Abbas Won't Be Pressured Into Talks With Israel

Palestinians won't be pressured into resuming peace talks with Israel as long as construction in Jewish settlements continues, Palestinian President Mahmoud Abbas said Monday.

Abbas said a complete construction freeze is a prerequisite for resuming talks. Israel's new prime minister, Benjamin Netanyahu, supports settlement construction and has not committed to the idea of Palestinian statehood.

In his speech Monday, Abbas said he would not give in to possible Israeli or international pressure on the Palestinians to resume negotiations even if settlement construction continues.

"For sure, we won't submit to pressures. For example, if they say `come and then we'll see, come.' No, we won't accept. Regarding the peace talks, this is our position, even if someone, if anyone in the world, says `you're wrong,'" he said.

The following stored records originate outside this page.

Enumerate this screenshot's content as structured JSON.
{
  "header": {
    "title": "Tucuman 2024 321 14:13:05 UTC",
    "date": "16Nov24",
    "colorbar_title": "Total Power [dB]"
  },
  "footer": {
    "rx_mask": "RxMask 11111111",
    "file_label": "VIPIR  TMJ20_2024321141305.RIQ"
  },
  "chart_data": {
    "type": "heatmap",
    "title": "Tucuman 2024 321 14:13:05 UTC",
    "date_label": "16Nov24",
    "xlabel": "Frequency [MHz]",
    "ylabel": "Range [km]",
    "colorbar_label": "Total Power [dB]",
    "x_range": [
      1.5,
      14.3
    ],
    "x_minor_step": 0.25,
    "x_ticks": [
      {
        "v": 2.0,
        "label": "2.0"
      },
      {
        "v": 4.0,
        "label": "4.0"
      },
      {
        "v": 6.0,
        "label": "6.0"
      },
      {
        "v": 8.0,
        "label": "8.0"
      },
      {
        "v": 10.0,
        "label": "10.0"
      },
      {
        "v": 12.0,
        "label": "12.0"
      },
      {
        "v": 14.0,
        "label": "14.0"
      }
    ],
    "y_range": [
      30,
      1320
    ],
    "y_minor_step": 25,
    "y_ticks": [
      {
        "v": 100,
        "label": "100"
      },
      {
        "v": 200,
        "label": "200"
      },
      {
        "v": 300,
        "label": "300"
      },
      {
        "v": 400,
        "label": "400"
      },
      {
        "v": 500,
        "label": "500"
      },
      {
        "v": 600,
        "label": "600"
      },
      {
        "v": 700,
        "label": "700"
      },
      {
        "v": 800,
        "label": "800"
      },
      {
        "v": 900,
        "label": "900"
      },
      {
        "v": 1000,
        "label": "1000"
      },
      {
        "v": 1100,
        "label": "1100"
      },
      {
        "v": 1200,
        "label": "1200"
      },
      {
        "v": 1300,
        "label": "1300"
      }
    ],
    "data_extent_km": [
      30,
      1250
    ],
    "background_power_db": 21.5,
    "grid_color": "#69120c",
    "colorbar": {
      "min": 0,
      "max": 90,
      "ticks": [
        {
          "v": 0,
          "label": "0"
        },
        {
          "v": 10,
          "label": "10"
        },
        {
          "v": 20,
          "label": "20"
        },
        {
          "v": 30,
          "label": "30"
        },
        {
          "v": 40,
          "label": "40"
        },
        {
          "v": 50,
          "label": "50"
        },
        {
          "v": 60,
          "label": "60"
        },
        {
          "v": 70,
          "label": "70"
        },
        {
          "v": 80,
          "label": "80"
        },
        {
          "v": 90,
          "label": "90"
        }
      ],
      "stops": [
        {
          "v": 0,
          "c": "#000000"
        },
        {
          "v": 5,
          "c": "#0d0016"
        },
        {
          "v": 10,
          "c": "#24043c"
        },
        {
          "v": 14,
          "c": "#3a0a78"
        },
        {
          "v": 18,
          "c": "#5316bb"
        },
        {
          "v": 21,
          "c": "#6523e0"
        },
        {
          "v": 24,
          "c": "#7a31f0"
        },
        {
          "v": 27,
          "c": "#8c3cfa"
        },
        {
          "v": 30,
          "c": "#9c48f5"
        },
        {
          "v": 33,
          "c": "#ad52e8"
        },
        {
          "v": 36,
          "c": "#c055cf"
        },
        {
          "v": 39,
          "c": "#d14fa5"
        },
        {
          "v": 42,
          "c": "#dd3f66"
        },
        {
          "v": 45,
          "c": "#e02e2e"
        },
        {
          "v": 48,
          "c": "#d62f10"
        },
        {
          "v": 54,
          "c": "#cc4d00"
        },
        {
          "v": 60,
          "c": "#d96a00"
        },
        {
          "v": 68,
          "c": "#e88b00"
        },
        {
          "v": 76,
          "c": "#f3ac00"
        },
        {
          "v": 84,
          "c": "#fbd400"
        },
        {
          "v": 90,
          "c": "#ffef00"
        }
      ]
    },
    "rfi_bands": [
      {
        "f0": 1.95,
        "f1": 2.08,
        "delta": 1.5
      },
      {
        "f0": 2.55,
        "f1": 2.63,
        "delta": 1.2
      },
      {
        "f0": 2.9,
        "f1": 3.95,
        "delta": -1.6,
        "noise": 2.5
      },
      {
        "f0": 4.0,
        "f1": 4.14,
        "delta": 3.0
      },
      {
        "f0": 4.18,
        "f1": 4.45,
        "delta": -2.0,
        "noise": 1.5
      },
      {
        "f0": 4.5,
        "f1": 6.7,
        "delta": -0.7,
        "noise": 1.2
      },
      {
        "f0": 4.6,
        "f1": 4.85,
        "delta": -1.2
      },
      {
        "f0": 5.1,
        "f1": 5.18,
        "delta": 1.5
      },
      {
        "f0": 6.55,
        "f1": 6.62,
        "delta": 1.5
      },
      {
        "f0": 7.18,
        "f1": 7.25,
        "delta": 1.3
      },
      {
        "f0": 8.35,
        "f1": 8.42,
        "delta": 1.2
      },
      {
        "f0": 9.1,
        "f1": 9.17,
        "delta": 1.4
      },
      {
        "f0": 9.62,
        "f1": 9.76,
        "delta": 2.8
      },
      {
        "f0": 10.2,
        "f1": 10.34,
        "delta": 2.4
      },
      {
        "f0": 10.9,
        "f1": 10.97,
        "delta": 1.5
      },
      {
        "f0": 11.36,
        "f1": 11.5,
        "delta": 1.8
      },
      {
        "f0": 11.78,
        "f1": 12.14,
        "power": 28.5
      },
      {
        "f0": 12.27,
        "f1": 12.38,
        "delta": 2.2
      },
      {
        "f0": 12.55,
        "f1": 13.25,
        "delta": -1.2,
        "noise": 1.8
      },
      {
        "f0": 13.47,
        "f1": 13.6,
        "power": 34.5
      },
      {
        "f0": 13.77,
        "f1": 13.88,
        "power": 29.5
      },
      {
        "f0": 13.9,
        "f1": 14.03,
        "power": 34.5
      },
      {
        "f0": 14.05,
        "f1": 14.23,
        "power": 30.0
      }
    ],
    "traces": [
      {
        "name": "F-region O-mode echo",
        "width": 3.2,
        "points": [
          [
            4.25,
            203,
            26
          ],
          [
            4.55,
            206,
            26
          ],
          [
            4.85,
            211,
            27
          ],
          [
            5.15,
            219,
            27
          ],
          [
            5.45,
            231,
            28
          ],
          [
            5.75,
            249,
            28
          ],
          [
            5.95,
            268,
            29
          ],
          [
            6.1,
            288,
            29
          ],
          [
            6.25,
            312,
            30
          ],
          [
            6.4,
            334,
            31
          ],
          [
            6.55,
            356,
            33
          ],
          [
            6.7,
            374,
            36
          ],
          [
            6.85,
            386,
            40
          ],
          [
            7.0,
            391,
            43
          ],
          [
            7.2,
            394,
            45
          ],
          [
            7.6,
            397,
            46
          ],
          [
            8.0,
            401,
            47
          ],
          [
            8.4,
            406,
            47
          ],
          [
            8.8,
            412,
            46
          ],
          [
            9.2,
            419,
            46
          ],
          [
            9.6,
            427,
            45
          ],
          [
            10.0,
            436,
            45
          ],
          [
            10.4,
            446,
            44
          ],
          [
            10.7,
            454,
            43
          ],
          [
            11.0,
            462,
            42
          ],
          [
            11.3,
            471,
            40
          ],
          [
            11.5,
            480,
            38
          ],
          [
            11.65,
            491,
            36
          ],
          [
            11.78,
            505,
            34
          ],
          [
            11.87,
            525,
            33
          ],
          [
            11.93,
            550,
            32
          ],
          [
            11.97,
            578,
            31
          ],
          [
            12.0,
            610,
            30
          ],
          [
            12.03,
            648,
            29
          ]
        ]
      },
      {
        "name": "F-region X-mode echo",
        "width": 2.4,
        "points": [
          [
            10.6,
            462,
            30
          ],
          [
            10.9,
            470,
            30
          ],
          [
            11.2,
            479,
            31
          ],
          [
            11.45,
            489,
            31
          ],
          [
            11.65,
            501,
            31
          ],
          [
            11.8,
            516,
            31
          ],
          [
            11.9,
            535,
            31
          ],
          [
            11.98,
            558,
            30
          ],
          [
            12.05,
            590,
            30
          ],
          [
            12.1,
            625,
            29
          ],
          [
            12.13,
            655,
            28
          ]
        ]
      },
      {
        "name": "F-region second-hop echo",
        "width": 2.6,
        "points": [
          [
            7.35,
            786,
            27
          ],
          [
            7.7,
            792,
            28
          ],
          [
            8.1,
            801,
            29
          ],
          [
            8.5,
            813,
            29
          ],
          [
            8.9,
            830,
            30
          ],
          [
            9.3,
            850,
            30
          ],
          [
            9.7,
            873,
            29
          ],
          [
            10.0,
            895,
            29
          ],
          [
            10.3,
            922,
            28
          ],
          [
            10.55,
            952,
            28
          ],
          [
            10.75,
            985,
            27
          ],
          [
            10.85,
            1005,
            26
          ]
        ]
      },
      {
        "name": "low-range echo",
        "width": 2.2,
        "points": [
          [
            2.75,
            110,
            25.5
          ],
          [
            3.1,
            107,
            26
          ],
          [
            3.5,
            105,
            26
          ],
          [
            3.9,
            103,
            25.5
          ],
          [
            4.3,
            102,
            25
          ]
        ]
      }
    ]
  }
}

Abbas also rejected previous Israeli demands that Palestinians not only recognize the state of Israel — as Abbas and others have — but recognize Israel as a Jewish state.

He said it's not his job to define the state of Israel. "Name yourself, it's not my business," he said. "All I know is that there is the state of Israel, in the borders of 1967, not one centimeter more, not one centimeter less. Anything else, I don't accept."

In 1967, Israel captured the West Bank, Gaza and east Jerusalem — territories the Palestinians seek for their state. In previous talks, Israel has said it would like to keep some West Bank land.

Also Monday, Israeli activists said that a housing complex for Jews is under construction in the Palestinian neighborhood of Zawahra in east Jerusalem.

The complex will eventually have at least 62 apartments in three buildings, each up to eight stories tall, said Daniel Seidemann, head of Ir Amim, a group campaigning for Israeli-Palestinian coexistence in the city.

Jerusalem municipal officials declined comment.

The Palestinians seek east Jerusalem as their future capital, and the fate of the city is a key issue in any peace deal. Palestinians make up about one-third of Jerusalem's population of more than 750,000.

Israel has systematically settled Israelis in east Jerusalem since the 1967 Mideast war. Palestinians complain that Israeli housing policies are generally discriminatory, making it difficult for them to obtain building permits.

Netanyahu says he opposes any division of the city.